Laryngeal squamous cell carcinoma (SCC) is a common cancer with variable clinical presentation. While the probability of cure is high, more advanced tumors are less likely to be cured and more likely to have functional deficits from surgical treatment. Given the worsened prognosis of a later-stage diagnosis, it is important to understand what may contribute to a late presentation.


Using the National Cancer Database (NCDB), 73,330 patients were identified between 2004 and 2016 with laryngeal SCC. Early (stage 0 or I) vs late-stage (stage IV) cancers were compared based on demographic variables utilizing descriptive statistics, multivariate, and chi-square analyses on SPSS version 28 with a significance of P < .05.


Women were 27% more likely to have late-stage SCC than men. Black patients were 44% more likely to have late-stage SCC than White patients. No significant difference was found between Hispanic and non-Hispanic patients. Patients with private insurance, Medicare, or other government insurance were less likely (73%, 74%, and 62%, respectively) to have late-stage SCC compared to patients without insurance.
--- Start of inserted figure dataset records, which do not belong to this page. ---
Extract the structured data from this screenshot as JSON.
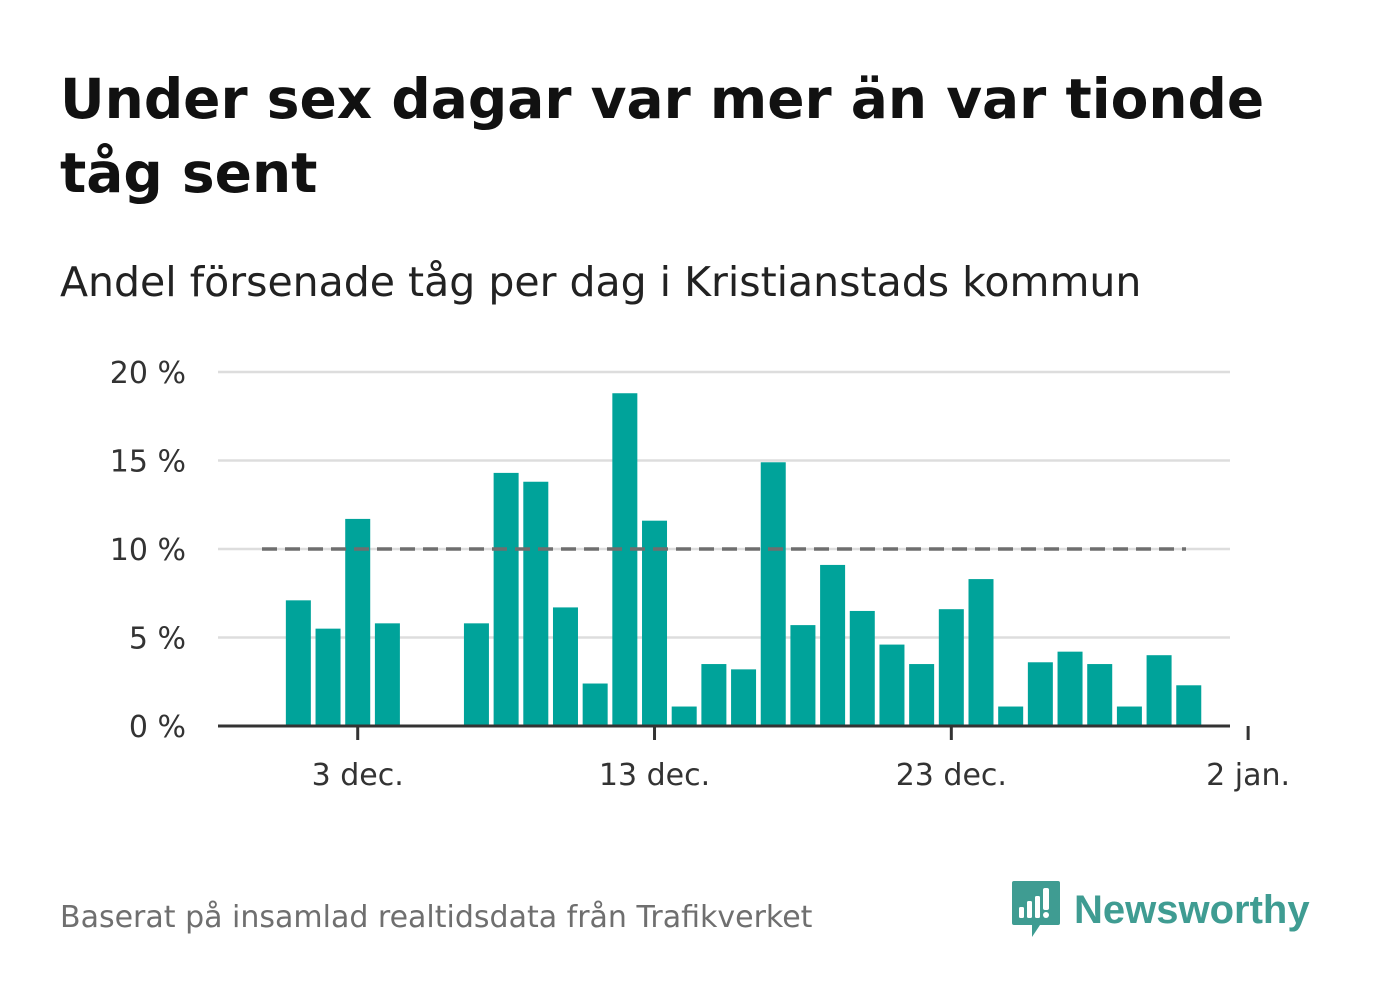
{
  "title": "Under sex dagar var mer än var tionde tåg sent",
  "subtitle": "Andel försenade tåg per dag i Kristianstads kommun",
  "footer": "Baserat på insamlad realtidsdata från Trafikverket",
  "logo_text": "Newsworthy",
  "colors": {
    "bar": "#00a39a",
    "reference_line": "#6e6e6e",
    "grid": "#dddddd",
    "axis": "#333333",
    "logo": "#3f9c92"
  },
  "chart_data": {
    "type": "bar",
    "title": "Under sex dagar var mer än var tionde tåg sent",
    "subtitle": "Andel försenade tåg per dag i Kristianstads kommun",
    "xlabel": "",
    "ylabel": "",
    "y_unit": "%",
    "ylim": [
      0,
      20
    ],
    "y_ticks": [
      {
        "value": 0,
        "label": "0 %"
      },
      {
        "value": 5,
        "label": "5 %"
      },
      {
        "value": 10,
        "label": "10 %"
      },
      {
        "value": 15,
        "label": "15 %"
      },
      {
        "value": 20,
        "label": "20 %"
      }
    ],
    "x_ticks": [
      {
        "date": "2019-12-03",
        "label": "3 dec."
      },
      {
        "date": "2019-12-13",
        "label": "13 dec."
      },
      {
        "date": "2019-12-23",
        "label": "23 dec."
      },
      {
        "date": "2020-01-02",
        "label": "2 jan."
      }
    ],
    "xlim": [
      "2019-11-29",
      "2020-01-02"
    ],
    "reference_line": {
      "value": 10,
      "style": "dashed"
    },
    "grid": true,
    "legend": "none",
    "x": [
      "2019-12-01",
      "2019-12-02",
      "2019-12-03",
      "2019-12-04",
      "2019-12-05",
      "2019-12-06",
      "2019-12-07",
      "2019-12-08",
      "2019-12-09",
      "2019-12-10",
      "2019-12-11",
      "2019-12-12",
      "2019-12-13",
      "2019-12-14",
      "2019-12-15",
      "2019-12-16",
      "2019-12-17",
      "2019-12-18",
      "2019-12-19",
      "2019-12-20",
      "2019-12-21",
      "2019-12-22",
      "2019-12-23",
      "2019-12-24",
      "2019-12-25",
      "2019-12-26",
      "2019-12-27",
      "2019-12-28",
      "2019-12-29",
      "2019-12-30",
      "2019-12-31",
      "2020-01-01"
    ],
    "values": [
      7.1,
      5.5,
      11.7,
      5.8,
      null,
      null,
      5.8,
      14.3,
      13.8,
      6.7,
      2.4,
      18.8,
      11.6,
      1.1,
      3.5,
      3.2,
      14.9,
      5.7,
      9.1,
      6.5,
      4.6,
      3.5,
      6.6,
      8.3,
      1.1,
      3.6,
      4.2,
      3.5,
      1.1,
      4.0,
      2.3,
      null
    ]
  }
}
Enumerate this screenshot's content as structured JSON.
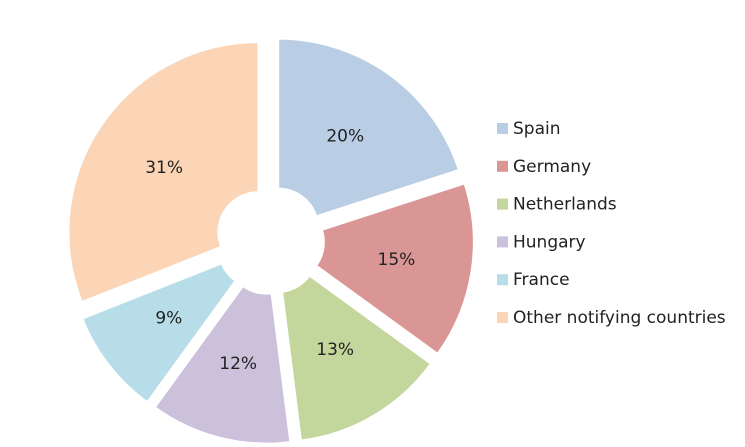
{
  "chart_data": {
    "type": "pie",
    "categories": [
      "Spain",
      "Germany",
      "Netherlands",
      "Hungary",
      "France",
      "Other notifying countries"
    ],
    "values": [
      20,
      15,
      13,
      12,
      9,
      31
    ],
    "value_labels": [
      "20%",
      "15%",
      "13%",
      "12%",
      "9%",
      "31%"
    ],
    "colors": [
      "#b9cde5",
      "#d99694",
      "#c3d69b",
      "#ccc1da",
      "#b7dee8",
      "#fbd5b5"
    ],
    "legend": "right"
  }
}
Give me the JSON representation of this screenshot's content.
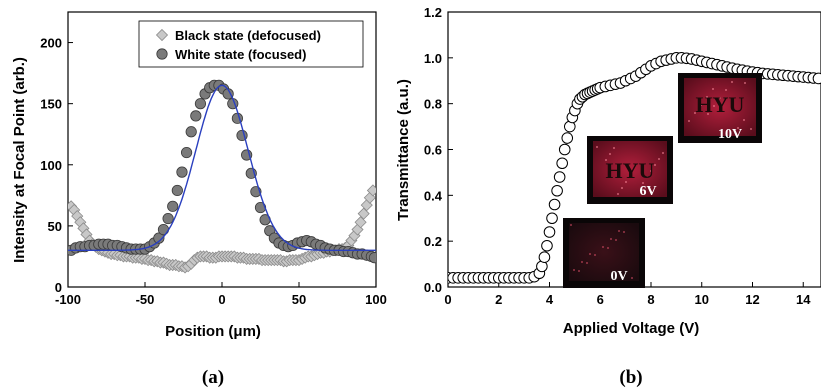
{
  "chart_data": [
    {
      "panel_label": "(a)",
      "type": "scatter",
      "xlabel": "Position (μm)",
      "ylabel": "Intensity at Focal Point (arb.)",
      "xlim": [
        -100,
        100
      ],
      "ylim": [
        0,
        225
      ],
      "xticks": [
        -100,
        -50,
        0,
        50,
        100
      ],
      "yticks": [
        0,
        50,
        100,
        150,
        200
      ],
      "legend": "top-right",
      "grid": false,
      "series": [
        {
          "name": "Black state (defocused)",
          "marker": "diamond",
          "color": "#c8c8c8",
          "x": [
            -98,
            -96,
            -94,
            -92,
            -90,
            -88,
            -86,
            -84,
            -82,
            -80,
            -78,
            -76,
            -74,
            -72,
            -70,
            -68,
            -66,
            -64,
            -62,
            -60,
            -58,
            -56,
            -54,
            -52,
            -50,
            -48,
            -46,
            -44,
            -42,
            -40,
            -38,
            -36,
            -34,
            -32,
            -30,
            -28,
            -26,
            -24,
            -22,
            -20,
            -18,
            -16,
            -14,
            -12,
            -10,
            -8,
            -6,
            -4,
            -2,
            0,
            2,
            4,
            6,
            8,
            10,
            12,
            14,
            16,
            18,
            20,
            22,
            24,
            26,
            28,
            30,
            32,
            34,
            36,
            38,
            40,
            42,
            44,
            46,
            48,
            50,
            52,
            54,
            56,
            58,
            60,
            62,
            64,
            66,
            68,
            70,
            72,
            74,
            76,
            78,
            80,
            82,
            84,
            86,
            88,
            90,
            92,
            94,
            96,
            98
          ],
          "y": [
            66,
            63,
            58,
            53,
            48,
            43,
            38,
            35,
            33,
            31,
            30,
            29,
            28,
            27,
            27,
            26,
            26,
            25,
            25,
            25,
            24,
            24,
            24,
            23,
            23,
            22,
            22,
            21,
            21,
            20,
            20,
            19,
            18,
            18,
            18,
            17,
            17,
            16,
            17,
            19,
            22,
            24,
            25,
            25,
            25,
            24,
            24,
            24,
            25,
            25,
            25,
            25,
            25,
            25,
            24,
            24,
            24,
            23,
            23,
            23,
            23,
            23,
            22,
            22,
            22,
            22,
            22,
            22,
            22,
            21,
            21,
            22,
            22,
            22,
            22,
            23,
            24,
            25,
            25,
            26,
            27,
            28,
            28,
            29,
            29,
            30,
            30,
            31,
            31,
            32,
            34,
            38,
            42,
            47,
            53,
            60,
            67,
            73,
            79
          ]
        },
        {
          "name": "White state (focused)",
          "marker": "circle",
          "color": "#7a7a7a",
          "x": [
            -98,
            -95,
            -92,
            -89,
            -86,
            -83,
            -80,
            -77,
            -74,
            -71,
            -68,
            -65,
            -62,
            -59,
            -56,
            -53,
            -50,
            -47,
            -44,
            -41,
            -38,
            -35,
            -32,
            -29,
            -26,
            -23,
            -20,
            -17,
            -14,
            -11,
            -8,
            -5,
            -2,
            1,
            4,
            7,
            10,
            13,
            16,
            19,
            22,
            25,
            28,
            31,
            34,
            37,
            40,
            43,
            46,
            49,
            52,
            55,
            58,
            61,
            64,
            67,
            70,
            73,
            76,
            79,
            82,
            85,
            88,
            91,
            94,
            97,
            99
          ],
          "y": [
            30,
            32,
            33,
            33,
            34,
            34,
            35,
            35,
            35,
            34,
            34,
            33,
            32,
            31,
            31,
            31,
            31,
            33,
            36,
            40,
            47,
            56,
            66,
            79,
            94,
            110,
            127,
            140,
            150,
            158,
            163,
            165,
            165,
            162,
            158,
            150,
            138,
            124,
            108,
            93,
            78,
            65,
            55,
            46,
            40,
            36,
            34,
            33,
            34,
            36,
            37,
            38,
            37,
            35,
            34,
            32,
            31,
            30,
            30,
            29,
            29,
            28,
            27,
            27,
            26,
            25,
            24
          ]
        },
        {
          "name": "",
          "kind": "fit-line",
          "color": "#2a3fbf",
          "model": "gaussian",
          "baseline": 30,
          "amplitude": 135,
          "center": 0,
          "sigma": 17
        }
      ]
    },
    {
      "panel_label": "(b)",
      "type": "scatter",
      "xlabel": "Applied Voltage (V)",
      "ylabel": "Transmittance (a.u.)",
      "xlim": [
        0,
        14.7
      ],
      "ylim": [
        0,
        1.2
      ],
      "xticks": [
        0,
        2,
        4,
        6,
        8,
        10,
        12,
        14
      ],
      "yticks": [
        0.0,
        0.2,
        0.4,
        0.6,
        0.8,
        1.0,
        1.2
      ],
      "grid": false,
      "series": [
        {
          "name": "",
          "marker": "open-circle",
          "color": "#000000",
          "x": [
            0,
            0.2,
            0.4,
            0.6,
            0.8,
            1.0,
            1.2,
            1.4,
            1.6,
            1.8,
            2.0,
            2.2,
            2.4,
            2.6,
            2.8,
            3.0,
            3.2,
            3.4,
            3.6,
            3.7,
            3.8,
            3.9,
            4.0,
            4.1,
            4.2,
            4.3,
            4.4,
            4.5,
            4.6,
            4.7,
            4.8,
            4.9,
            5.0,
            5.1,
            5.2,
            5.3,
            5.4,
            5.5,
            5.6,
            5.7,
            5.8,
            5.9,
            6.0,
            6.2,
            6.4,
            6.6,
            6.8,
            7.0,
            7.2,
            7.4,
            7.6,
            7.8,
            8.0,
            8.2,
            8.4,
            8.6,
            8.8,
            9.0,
            9.2,
            9.4,
            9.6,
            9.8,
            10.0,
            10.2,
            10.4,
            10.6,
            10.8,
            11.0,
            11.2,
            11.4,
            11.6,
            11.8,
            12.0,
            12.2,
            12.4,
            12.6,
            12.8,
            13.0,
            13.2,
            13.4,
            13.6,
            13.8,
            14.0,
            14.2,
            14.4,
            14.6
          ],
          "y": [
            0.04,
            0.04,
            0.04,
            0.04,
            0.04,
            0.04,
            0.04,
            0.04,
            0.04,
            0.04,
            0.04,
            0.04,
            0.04,
            0.04,
            0.04,
            0.04,
            0.04,
            0.045,
            0.06,
            0.09,
            0.13,
            0.18,
            0.24,
            0.3,
            0.36,
            0.42,
            0.48,
            0.54,
            0.6,
            0.65,
            0.7,
            0.74,
            0.77,
            0.8,
            0.82,
            0.83,
            0.84,
            0.845,
            0.85,
            0.855,
            0.86,
            0.865,
            0.87,
            0.875,
            0.88,
            0.885,
            0.89,
            0.9,
            0.91,
            0.92,
            0.935,
            0.95,
            0.965,
            0.975,
            0.985,
            0.99,
            0.995,
            1.0,
            1.0,
            0.998,
            0.995,
            0.99,
            0.985,
            0.98,
            0.975,
            0.97,
            0.965,
            0.96,
            0.955,
            0.95,
            0.946,
            0.942,
            0.938,
            0.935,
            0.932,
            0.93,
            0.928,
            0.926,
            0.924,
            0.922,
            0.92,
            0.918,
            0.916,
            0.914,
            0.912,
            0.91
          ]
        }
      ],
      "insets": [
        {
          "name": "inset-0v",
          "label": "0V",
          "text": ""
        },
        {
          "name": "inset-6v",
          "label": "6V",
          "text": "HYU"
        },
        {
          "name": "inset-10v",
          "label": "10V",
          "text": "HYU"
        }
      ]
    }
  ]
}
Patients with Medicaid were 12% more likely to present later than the uninsured. Patients making $63,000 or greater were 23% less likely to have late-stage SCC than those making less than $38,000. Patients living in more educated areas (< 7% of adults had no high school degree) were 32% less likely to have late-stage SCC compared to less educated areas (> 21% of adults had no high school degree).


Patients who are Black, uninsured or on Medicaid, have low-socioeconomic status, and live in less educated areas have less favorable diagnoses than their counterparts. These data demonstrates inequities in health care and may lead to a better understanding of social determinants of health that can be used to advocate for improved access and quality of care.